Always remember to take profits and stop your losses.

Laddering Your Investments….

By Charles H. Mutrie

Every portfolio should have a portion specifically dedicated to fixed income. Consider laddering this portion of your funds into Guaranteed Investment Certificates (GIC’s). Following I will explain this strategy.

Lets say you have $10,000.00 to invest in the GIC. If you were to invest all the funds into one GIC you would have your funds locked in for a fixed 5 year term in order to get the best rate of return offered.

The laddering strategy is to divide the $10,000.00 into 5 portions of $2,000.00 each. Invest each of the $2,000.00 portions in a series of staggered GIC”S, 1 year, 2 year, 3 year, 4 year and 5 year terms. You would then have a GIC maturing every year and could re-consider where to invest the funds. If GIC”S are offering a high yield you may wish to re-invest it and you always have a maturing GIC available to be renewed at a 5 year term. The longer term generally offers a higher rate of return but if necessary you may consider an alternative depending on the marketplace.

Laddering is a systematic strategy to keep your funds available on the short term but investing for the long term.

Your questions are always welcome. Please go to http://www.AskChuckMutrie.com where you can submite your questions.

Mortgage Insurance - Good or Bad Investment?

By Charles H. Mutrie

When you signed your new mortgage or renewed your existing mortgage, were you told mortgage insurance was optional? Is mortgage insurance a good investment or not? Well, here is the alternative you may inquire about before accepting the mortgage insurance at the bank.

As you pay your mortgage, the amount of outstanding principal declines with every payment you make. Take a closer look at the fixed payment you make for the mortgage insurance, you will find the payment does not decrease in conjunction with the outstanding mortgage balance. Upon a death the mortgage insurance pays only the amount of outstanding principal of the mortgage.
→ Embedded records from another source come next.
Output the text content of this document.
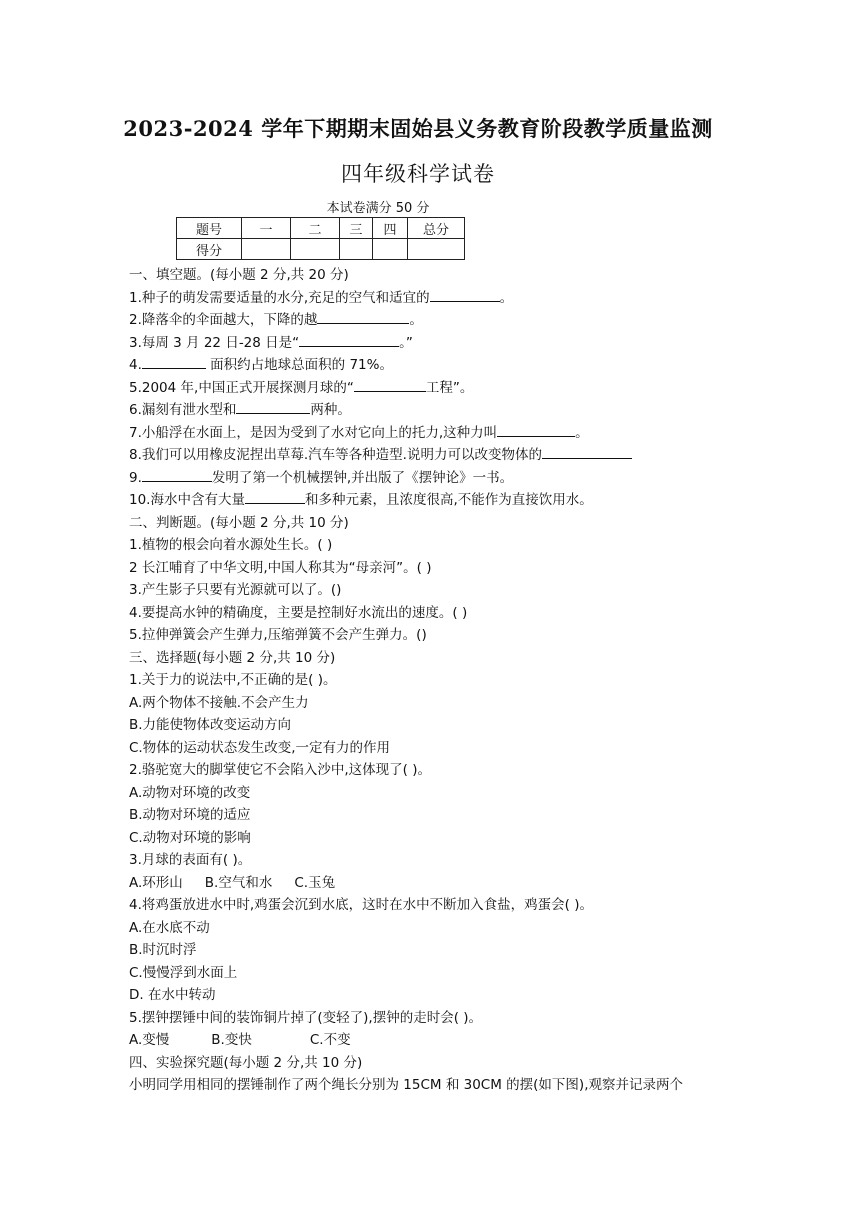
2023-2024 学年下期期末固始县义务教育阶段教学质量监测
四年级科学试卷
本试卷满分 50 分
题号	一	二	三	四	总分
得分					
一、填空题。(每小题 2 分,共 20 分)
1.种子的萌发需要适量的水分,充足的空气和适宜的	。
2.降落伞的伞面越大，下降的越	。
3.每周 3 月 22 日-28 日是“	。”
4.	面积约占地球总面积的 71%。
5.2004 年,中国正式开展探测月球的“	工程”。
6.漏刻有泄水型和	两种。
7.小船浮在水面上，是因为受到了水对它向上的托力,这种力叫	。
8.我们可以用橡皮泥捏出草莓.汽车等各种造型.说明力可以改变物体的
9.	发明了第一个机械摆钟,并出版了《摆钟论》一书。
10.海水中含有大量	和多种元素，且浓度很高,不能作为直接饮用水。
二、判断题。(每小题 2 分,共 10 分)
1.植物的根会向着水源处生长。( )
2 长江哺育了中华文明,中国人称其为“母亲河”。( )
3.产生影子只要有光源就可以了。()
4.要提高水钟的精确度，主要是控制好水流出的速度。( )
5.拉伸弹簧会产生弹力,压缩弹簧不会产生弹力。()
三、选择题(每小题 2 分,共 10 分)
1.关于力的说法中,不正确的是( )。
A.两个物体不接触.不会产生力
B.力能使物体改变运动方向
C.物体的运动状态发生改变,一定有力的作用
2.骆驼宽大的脚掌使它不会陷入沙中,这体现了( )。
A.动物对环境的改变
B.动物对环境的适应
C.动物对环境的影响
3.月球的表面有( )。
A.环形山 B.空气和水 C.玉兔
4.将鸡蛋放进水中时,鸡蛋会沉到水底，这时在水中不断加入食盐，鸡蛋会( )。
A.在水底不动
B.时沉时浮
C.慢慢浮到水面上
D. 在水中转动
5.摆钟摆锤中间的装饰铜片掉了(变轻了),摆钟的走时会( )。
A.变慢	B.变快	C.不变
四、实验探究题(每小题 2 分,共 10 分)
小明同学用相同的摆锤制作了两个绳长分别为 15CM 和 30CM 的摆(如下图),观察并记录两个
Consider taking a life insurance policy for an amount equal to the principal amount of your mortgage. Compare the payment of the life insurance policy to the payment of the mortgage insurance and see what the cost difference is. The life insurance will more than likely be the cheaper of the two. Upon a death the life insurance will pay the original amount on the insurance policy and there will be an excess because you have paid off a portion of the outstanding principal.

Don’t always feel obligated to accept the banks terms for mortgage insurance, explore your options and you could save in the long run.